Office Forecasts Diverge Slightly

The office market saw both rent and occupancy gains in late 2015, but analysts diverge slightly on the sector’s outlook for the rest of this year.

CBRE Research, Los Angeles, said offices experienced their highest net absorption in nearly a decade in fourth-quarter 2015. Nearly 90 percent of the markets the firm tracks posted positive absorption last year. “However, financial market volatility and fear regarding a global economic slowdown have tempered the outlook somewhat in 2016,” the firm’s MarketView report said. “Overall office market fundamentals remain strong, but the impact these risk factors have on hiring and leasing activity in the year ahead will bear watching.”

Victor Calanog, Chief Economist with Reis, New York, showed a slightly more optimistic view. He noted that national office vacancies declined 20 basis points in the fourth quarter to 16.3 percent. “This is the first time since 2011 that national vacancies declined by more than 10 basis points and suggests that the office recovery is finally gaining long-awaited momentum,” he said.

Though the national office vacancy rate remains roughly 400 basis points above its mid-2007 cyclical low, Calanog said net absorption, new construction and vacancy compression combined to make 2015 the best year for the office market in recent history.

“The solid recovery in GDP growth and the labor market provides confidence that the acceleration in the improvement in the office market will persist in 2016,” Calanog said. “With the labor market nearing full employment, the environment is ripe for faster compression in vacancy, stronger rent growth, greater demand for space and more construction.”

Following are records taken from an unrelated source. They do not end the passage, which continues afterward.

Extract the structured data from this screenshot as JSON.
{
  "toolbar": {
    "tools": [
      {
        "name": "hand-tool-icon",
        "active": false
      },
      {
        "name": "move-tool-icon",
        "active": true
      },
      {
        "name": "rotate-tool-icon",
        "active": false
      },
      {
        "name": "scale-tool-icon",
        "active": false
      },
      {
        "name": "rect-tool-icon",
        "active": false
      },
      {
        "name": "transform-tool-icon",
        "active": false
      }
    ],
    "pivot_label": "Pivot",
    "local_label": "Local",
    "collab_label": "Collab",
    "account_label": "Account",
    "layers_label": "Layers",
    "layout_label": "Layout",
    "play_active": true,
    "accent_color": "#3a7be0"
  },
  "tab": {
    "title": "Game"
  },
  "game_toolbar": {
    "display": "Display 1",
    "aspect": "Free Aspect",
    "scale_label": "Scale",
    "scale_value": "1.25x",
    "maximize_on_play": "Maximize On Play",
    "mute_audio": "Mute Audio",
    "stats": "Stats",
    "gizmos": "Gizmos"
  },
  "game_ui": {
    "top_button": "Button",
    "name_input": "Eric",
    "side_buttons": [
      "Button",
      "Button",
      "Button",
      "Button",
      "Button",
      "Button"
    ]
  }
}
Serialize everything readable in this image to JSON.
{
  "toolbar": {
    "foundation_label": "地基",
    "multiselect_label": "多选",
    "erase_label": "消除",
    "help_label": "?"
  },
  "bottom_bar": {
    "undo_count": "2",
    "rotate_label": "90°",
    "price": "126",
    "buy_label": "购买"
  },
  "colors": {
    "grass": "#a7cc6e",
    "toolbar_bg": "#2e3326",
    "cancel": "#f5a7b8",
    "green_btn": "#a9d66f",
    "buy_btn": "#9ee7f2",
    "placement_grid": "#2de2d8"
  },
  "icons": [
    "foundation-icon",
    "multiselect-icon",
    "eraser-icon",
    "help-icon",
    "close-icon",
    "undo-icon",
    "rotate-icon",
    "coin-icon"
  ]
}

Though the current office recovery has stalled in the past, “that does not appear to be the case now–unless the U.S. economy itself is plunged into a recession,” Calanog said.

A vast majority–63 out of 82–of Reis’s major markets posted positive absorption figures during 2015, Calanog said; sixty-seven markets posted effective rent increases in the final quarter.

“Speculative projects with little to no pre-leasing commitments are making a return to the market, and if no untoward development knocks the U.S. economy off its current growth path, optimism for the office sector should continue to benefit,” Calanog said.

CBRE noted that its fourth-quarter underwriting survey found that investors remain confident in office’s future performance, “reflected in their willingness to transact underwriting at very competitive (low) cap rates and target internal rates of return.” Unlevered target IRRs averaged 6.9 percent for central business district acquisitions and 7.7 percent for suburban properties, the firm said.